= Edward Lockspeiser =

British composer and musicologist (1905–1973)

Edward Lockspeiser (21 May 1905 – 3 Feb 1973) was an English musicologist, composer, art critic and radio broadcaster on music who specialized in the works and life of French composer Claude Debussy and was considered one of the few British authorities on French classical music.

==Life and career==
Born on 21 May 1905, Lockspeiser studied at the Paris Conservatory between 1922 and 1926 with Alexandre Tansman and Nadia Boulanger and at the Royal College of Music in London from 1929 to 1930 with Charles Herbert Kitson and Malcolm Sargent. He was voted into the Académie des Beaux-Arts in 1948 for his services to French music.

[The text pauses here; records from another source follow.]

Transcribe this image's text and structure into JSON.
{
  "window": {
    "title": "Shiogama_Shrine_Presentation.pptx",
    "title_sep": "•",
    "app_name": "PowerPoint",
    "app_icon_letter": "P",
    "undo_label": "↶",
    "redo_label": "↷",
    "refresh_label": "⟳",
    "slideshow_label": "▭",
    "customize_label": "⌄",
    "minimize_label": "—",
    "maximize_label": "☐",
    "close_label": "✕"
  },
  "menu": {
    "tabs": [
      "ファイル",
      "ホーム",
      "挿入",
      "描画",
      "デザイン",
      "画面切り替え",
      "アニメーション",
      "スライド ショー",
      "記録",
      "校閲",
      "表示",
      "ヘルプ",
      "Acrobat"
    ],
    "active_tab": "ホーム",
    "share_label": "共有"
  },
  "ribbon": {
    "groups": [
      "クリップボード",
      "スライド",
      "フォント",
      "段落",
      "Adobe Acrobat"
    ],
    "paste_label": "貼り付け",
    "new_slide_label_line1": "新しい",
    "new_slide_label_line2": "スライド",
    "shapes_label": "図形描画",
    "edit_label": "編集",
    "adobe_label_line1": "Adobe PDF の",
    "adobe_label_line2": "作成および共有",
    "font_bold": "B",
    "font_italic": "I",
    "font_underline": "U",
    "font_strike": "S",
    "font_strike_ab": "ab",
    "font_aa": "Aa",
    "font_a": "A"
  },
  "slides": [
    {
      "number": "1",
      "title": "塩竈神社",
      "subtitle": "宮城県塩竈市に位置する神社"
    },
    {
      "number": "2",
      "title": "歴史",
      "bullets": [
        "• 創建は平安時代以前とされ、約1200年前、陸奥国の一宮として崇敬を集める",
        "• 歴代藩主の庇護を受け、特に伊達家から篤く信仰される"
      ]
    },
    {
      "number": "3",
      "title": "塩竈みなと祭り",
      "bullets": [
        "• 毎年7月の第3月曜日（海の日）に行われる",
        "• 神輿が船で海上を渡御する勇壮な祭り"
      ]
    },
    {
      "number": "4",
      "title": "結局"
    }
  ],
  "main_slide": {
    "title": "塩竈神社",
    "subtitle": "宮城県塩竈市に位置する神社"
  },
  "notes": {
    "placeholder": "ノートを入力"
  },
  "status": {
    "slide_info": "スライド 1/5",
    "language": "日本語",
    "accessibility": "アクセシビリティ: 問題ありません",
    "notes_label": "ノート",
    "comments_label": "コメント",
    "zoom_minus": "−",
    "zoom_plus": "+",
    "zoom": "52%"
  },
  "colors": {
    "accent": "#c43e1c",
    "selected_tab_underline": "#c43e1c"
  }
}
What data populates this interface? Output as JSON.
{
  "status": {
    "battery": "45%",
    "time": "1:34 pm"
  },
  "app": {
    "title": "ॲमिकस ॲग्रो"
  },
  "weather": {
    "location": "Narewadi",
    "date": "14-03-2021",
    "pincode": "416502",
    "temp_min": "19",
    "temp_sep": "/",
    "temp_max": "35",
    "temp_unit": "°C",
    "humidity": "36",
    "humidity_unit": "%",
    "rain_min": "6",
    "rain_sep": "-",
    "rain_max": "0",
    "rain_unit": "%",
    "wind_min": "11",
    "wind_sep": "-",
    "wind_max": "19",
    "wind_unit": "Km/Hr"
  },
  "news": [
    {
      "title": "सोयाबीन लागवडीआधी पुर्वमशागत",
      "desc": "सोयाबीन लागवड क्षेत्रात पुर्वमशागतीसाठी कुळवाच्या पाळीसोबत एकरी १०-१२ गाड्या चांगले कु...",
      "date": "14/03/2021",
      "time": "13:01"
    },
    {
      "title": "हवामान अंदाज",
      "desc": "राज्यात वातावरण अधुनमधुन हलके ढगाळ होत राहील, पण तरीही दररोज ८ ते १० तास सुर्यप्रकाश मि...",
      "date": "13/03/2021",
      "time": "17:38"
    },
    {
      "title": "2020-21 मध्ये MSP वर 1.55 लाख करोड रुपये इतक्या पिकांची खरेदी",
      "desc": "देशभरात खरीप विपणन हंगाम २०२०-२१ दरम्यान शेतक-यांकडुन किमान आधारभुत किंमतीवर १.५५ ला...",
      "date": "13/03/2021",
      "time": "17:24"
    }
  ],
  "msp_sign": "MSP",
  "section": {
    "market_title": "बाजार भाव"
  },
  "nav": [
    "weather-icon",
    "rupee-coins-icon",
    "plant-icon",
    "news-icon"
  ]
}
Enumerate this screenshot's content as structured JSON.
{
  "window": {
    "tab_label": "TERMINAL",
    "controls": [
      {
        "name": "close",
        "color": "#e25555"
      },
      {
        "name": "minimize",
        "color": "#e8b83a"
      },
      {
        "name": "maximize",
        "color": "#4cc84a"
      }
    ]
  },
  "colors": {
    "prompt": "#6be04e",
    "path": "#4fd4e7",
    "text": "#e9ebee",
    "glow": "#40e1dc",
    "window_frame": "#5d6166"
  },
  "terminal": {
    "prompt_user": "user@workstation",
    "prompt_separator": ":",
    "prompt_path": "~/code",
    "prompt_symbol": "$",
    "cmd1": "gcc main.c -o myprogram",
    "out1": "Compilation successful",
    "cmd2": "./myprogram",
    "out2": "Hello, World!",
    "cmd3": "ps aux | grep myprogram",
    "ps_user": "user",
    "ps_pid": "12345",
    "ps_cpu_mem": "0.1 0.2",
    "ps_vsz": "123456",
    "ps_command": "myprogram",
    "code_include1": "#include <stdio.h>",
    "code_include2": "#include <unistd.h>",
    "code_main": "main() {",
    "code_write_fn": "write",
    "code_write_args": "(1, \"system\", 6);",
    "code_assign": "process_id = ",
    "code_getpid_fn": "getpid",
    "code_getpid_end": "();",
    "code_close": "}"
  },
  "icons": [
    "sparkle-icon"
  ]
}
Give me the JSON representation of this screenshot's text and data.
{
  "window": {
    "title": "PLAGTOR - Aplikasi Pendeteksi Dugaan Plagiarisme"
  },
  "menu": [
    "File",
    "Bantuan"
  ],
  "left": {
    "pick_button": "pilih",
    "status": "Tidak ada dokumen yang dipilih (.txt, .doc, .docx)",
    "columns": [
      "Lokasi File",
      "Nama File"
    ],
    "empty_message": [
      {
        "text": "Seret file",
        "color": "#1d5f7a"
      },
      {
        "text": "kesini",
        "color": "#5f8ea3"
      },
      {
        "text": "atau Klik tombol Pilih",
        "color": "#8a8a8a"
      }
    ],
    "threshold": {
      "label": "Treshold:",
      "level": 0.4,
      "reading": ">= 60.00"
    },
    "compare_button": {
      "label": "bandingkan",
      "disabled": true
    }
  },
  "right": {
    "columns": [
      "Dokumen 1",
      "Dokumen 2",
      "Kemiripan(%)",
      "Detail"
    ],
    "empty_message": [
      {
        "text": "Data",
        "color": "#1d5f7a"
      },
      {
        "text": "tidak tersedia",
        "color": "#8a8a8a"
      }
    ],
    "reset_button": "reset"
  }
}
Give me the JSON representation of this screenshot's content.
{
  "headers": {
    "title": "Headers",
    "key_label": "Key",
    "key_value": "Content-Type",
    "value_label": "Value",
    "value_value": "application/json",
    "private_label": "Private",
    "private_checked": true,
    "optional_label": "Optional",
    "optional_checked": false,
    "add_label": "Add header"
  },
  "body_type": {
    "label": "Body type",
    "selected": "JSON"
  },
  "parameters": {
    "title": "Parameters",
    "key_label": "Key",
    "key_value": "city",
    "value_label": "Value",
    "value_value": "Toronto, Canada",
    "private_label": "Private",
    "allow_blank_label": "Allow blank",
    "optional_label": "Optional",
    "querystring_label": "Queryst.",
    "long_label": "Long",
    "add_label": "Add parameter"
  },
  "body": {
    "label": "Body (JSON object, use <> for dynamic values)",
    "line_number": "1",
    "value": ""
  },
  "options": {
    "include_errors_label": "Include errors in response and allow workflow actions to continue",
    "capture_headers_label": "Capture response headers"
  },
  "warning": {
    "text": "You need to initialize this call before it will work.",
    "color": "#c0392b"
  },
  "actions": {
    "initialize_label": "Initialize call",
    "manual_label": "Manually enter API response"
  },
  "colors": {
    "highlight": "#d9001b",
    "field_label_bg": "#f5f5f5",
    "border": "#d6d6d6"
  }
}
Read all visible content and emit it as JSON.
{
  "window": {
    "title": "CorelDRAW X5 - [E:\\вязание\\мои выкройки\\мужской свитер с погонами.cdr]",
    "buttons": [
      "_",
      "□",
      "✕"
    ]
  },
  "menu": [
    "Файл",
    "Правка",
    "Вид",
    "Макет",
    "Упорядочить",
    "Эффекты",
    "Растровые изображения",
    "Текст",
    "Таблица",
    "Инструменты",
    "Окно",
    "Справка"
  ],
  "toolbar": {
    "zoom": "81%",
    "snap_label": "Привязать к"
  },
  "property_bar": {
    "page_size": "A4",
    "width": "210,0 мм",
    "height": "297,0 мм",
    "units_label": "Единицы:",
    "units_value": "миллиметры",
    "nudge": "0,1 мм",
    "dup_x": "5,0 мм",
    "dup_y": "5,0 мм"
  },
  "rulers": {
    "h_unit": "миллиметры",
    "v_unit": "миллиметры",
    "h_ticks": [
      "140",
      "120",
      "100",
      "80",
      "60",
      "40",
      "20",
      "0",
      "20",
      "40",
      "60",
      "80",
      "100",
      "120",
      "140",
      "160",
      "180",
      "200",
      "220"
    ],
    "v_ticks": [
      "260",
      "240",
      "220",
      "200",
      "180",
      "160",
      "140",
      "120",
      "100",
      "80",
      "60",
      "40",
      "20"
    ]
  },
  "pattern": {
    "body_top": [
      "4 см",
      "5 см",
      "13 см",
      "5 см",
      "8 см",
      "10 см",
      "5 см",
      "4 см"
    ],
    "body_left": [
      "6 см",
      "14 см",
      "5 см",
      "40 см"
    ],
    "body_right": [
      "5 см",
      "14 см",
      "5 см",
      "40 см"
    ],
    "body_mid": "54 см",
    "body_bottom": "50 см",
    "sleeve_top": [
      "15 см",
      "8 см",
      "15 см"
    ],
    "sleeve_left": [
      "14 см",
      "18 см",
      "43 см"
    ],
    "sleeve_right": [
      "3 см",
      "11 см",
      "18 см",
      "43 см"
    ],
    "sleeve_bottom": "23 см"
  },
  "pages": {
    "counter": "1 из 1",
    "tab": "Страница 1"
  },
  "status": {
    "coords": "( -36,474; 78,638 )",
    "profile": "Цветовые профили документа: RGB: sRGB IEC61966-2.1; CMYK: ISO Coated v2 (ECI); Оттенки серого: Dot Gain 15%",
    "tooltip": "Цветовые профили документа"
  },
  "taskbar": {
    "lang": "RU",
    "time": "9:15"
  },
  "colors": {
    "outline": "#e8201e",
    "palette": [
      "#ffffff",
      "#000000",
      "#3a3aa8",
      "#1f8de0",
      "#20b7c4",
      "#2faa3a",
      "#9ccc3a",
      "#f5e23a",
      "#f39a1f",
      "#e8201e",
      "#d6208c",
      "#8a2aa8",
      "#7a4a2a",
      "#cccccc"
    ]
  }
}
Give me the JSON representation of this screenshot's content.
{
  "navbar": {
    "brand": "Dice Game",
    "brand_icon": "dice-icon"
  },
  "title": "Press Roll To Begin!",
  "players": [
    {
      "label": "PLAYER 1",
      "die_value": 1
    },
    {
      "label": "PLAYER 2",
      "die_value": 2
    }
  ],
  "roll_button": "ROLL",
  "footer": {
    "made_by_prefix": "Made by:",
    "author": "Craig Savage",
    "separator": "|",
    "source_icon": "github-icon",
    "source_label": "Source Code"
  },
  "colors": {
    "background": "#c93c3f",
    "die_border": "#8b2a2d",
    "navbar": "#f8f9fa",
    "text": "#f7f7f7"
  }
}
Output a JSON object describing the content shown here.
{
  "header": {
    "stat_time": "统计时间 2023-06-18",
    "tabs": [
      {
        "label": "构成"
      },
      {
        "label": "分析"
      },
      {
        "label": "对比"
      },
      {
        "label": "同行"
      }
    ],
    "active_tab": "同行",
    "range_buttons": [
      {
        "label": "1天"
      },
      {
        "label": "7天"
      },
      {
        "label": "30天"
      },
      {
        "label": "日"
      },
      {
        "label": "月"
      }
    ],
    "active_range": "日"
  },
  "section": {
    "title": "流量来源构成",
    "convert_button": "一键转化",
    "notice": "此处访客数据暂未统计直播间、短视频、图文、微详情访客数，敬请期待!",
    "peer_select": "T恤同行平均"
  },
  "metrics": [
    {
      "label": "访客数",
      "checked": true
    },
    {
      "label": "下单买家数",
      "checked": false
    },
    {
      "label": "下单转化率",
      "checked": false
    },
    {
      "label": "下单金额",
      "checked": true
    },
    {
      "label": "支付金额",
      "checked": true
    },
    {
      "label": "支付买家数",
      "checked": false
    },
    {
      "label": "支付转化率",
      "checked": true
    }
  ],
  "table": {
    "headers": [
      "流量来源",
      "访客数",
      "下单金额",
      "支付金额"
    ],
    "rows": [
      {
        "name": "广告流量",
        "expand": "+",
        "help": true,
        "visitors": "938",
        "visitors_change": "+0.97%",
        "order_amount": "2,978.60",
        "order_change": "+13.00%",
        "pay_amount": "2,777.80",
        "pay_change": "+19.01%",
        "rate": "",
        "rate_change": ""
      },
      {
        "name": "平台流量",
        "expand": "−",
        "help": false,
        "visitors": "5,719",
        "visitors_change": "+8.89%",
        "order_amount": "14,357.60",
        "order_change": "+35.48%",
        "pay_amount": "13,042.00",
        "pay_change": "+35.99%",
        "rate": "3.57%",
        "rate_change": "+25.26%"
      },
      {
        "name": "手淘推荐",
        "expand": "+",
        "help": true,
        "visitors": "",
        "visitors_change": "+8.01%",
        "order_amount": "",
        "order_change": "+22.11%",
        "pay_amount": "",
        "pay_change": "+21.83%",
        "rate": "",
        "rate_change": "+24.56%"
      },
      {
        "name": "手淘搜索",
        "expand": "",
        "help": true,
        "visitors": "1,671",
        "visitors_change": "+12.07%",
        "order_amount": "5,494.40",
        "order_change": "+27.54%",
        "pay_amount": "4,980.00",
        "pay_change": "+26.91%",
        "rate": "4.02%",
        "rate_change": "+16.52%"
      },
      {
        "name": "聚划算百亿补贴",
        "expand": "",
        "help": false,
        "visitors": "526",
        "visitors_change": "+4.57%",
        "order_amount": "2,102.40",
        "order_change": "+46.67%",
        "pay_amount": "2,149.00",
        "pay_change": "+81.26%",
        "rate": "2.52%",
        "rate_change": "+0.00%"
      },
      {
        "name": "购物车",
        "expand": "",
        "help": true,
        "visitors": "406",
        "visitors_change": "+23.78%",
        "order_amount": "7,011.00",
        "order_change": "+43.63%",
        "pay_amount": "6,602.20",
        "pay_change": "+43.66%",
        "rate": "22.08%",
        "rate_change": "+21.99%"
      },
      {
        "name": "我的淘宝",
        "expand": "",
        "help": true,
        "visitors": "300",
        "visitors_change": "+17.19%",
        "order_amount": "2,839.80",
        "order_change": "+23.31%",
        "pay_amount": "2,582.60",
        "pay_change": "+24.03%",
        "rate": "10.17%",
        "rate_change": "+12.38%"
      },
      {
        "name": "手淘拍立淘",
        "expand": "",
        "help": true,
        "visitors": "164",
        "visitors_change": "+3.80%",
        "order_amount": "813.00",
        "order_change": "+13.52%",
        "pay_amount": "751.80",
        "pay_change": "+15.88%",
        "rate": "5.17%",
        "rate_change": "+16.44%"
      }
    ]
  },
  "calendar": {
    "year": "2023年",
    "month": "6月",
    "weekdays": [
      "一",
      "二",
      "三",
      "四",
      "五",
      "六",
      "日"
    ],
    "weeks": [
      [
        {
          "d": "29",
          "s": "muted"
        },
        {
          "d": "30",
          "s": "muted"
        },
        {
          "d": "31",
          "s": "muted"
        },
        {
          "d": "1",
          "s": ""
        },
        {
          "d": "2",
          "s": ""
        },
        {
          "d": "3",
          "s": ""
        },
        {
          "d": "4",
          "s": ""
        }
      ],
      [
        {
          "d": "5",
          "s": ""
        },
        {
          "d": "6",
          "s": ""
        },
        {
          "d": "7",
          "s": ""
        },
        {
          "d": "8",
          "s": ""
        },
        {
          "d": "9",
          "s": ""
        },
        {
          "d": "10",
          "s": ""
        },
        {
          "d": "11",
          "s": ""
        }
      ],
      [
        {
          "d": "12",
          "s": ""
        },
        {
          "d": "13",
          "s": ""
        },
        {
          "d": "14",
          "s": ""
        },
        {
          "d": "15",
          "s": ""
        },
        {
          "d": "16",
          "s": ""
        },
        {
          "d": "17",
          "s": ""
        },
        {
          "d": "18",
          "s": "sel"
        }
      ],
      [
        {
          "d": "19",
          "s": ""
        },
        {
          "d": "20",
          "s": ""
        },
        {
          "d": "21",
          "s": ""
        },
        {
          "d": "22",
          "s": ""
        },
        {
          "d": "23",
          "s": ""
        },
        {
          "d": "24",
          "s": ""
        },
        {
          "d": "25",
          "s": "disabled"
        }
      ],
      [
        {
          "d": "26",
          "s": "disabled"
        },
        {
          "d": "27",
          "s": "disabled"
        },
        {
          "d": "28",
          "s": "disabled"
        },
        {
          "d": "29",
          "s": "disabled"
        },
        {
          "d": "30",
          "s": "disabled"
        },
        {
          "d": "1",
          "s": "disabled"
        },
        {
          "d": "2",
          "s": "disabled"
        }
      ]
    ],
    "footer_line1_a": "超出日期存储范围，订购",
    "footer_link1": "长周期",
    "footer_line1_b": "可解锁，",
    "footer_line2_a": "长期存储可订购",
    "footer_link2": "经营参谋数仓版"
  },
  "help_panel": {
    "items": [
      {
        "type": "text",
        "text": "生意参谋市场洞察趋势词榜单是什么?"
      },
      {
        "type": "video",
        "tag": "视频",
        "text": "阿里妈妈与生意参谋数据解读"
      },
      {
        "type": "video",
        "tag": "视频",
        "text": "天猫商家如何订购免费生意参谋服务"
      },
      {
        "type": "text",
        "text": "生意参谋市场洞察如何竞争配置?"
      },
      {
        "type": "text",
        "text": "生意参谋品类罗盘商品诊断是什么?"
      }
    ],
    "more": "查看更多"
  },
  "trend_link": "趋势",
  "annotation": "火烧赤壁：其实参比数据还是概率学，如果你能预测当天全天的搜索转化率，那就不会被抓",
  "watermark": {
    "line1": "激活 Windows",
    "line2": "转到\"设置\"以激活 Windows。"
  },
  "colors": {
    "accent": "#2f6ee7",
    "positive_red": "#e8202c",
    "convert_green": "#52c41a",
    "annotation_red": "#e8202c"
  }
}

Lockspeiser's extensive writings on Debussy include a two-volume biography, Debussy: His Life and Mind (1962, 1965), which was the culmination of 30 years of intense research into the composer's life and personality. According to Mark DeVoto of The Boston Musical Intelligencer, this tome "remains a landmark work of biography enriched by a wide-ranging analysis of Debussy’s cultural background and literary and artistic influences." He contributed the entry on Debussy in The New Grove Dictionary of Music and Musicians, articles on Debussy, Felix Mendelssohn and Sergei Diaghilev to the Encyclopædia Britannica and numerous articles for Gramophone, Music & Letters, The Listener and The Musical Times. He was a guest lecturer in the University of London between 1966 and 1971; afterwards, he served in the same capacity in the Collège de France.

Lockspeiser became London music critic for the Yorkshire Post in 1936; before that he concentrated on composition and conducting, founding the Toynbee Hall Orchestra in 1934. He worked with the British Broadcasting Corporation (BBC) from 1941 to 1950. Among the works the BBC commissioned during his tenure was the Sinfonietta from French composer Francis Poulenc. After he left the BBC, Lockspeiser focused on teaching and music journalism. In his teaching, Lockspeiser stressed the importance of understanding a composer's social and aesthetic background to gain a thorough understanding of his musical works. In his last work, he extended this principle to include the visual arts that may have influenced the composer.

Lockspeiser's commitment to music and the visual arts was absolute; his wife Eleanore is quoted as saying that "art was the only important thing in our household" and their daughter, sculptor Mary Frank, has stated that she "was brought up to be an artist." While he wrote some film music later in his career, the majority of Lockspeiser's musical compositions date from the 1920s. Only one work was published (Deux mélodies, Paris, 1926). Lockspeiser's personal library, which was extensive, was acquired after his death by Lancaster University.

==Books==
- Debussy: his life and mind: Volume 1
- Debussy: his life and mind: Volume 2
- Music and painting: a study in comparative ideas from Turner to Schoenberg
- Debussy: The Master Musicians
- A new history of music: the Middle Ages to Mozart
- The literary clef: an anthology of letters and writings by French ...
- French art and music since 1500: with ill (with Anthony Blunt)
- Berlioz
- Bizet
- Debussy et Edgar Poe:

==Bibliography==
In English
- Anonymous, "Edward Lockspeiser." In Encyclopædia Britannica. Accessed 27 Mar 2012.
- Anonymous, "Lockspeiser, Edward." On operas.com. Accessed 27 Mar 2012.
- DeVoto, Mark, "Why Debussy Is France's Greatest Composer." In The Boston Musical Intelligencer, 5 Mar 2012. Accessed 27 Mar 2012.
- Biographical preface to Lockspeiser, Edward, "A Survey of Some Recent Recordings." In Gramophone Magazine, Nov 1955. Accessed 27 Mar 2012.
- Meeker, Carlene, "Mary Frank." In Jewish Women Encyclopedia. Accessed 27 Mar 2012.
- Schmidt, Carl B., Entrancing Muse: a documented biography of Francis Poulenc (Lives in Music Series) (Hillsdale, NY: Pendragon Press, 2001). ISBN 1-57647-026-1.

In French
- Anonymous, "Edward Lockspeiser." In Larousse Encyclopedia. Accessed 27 Mar 2012.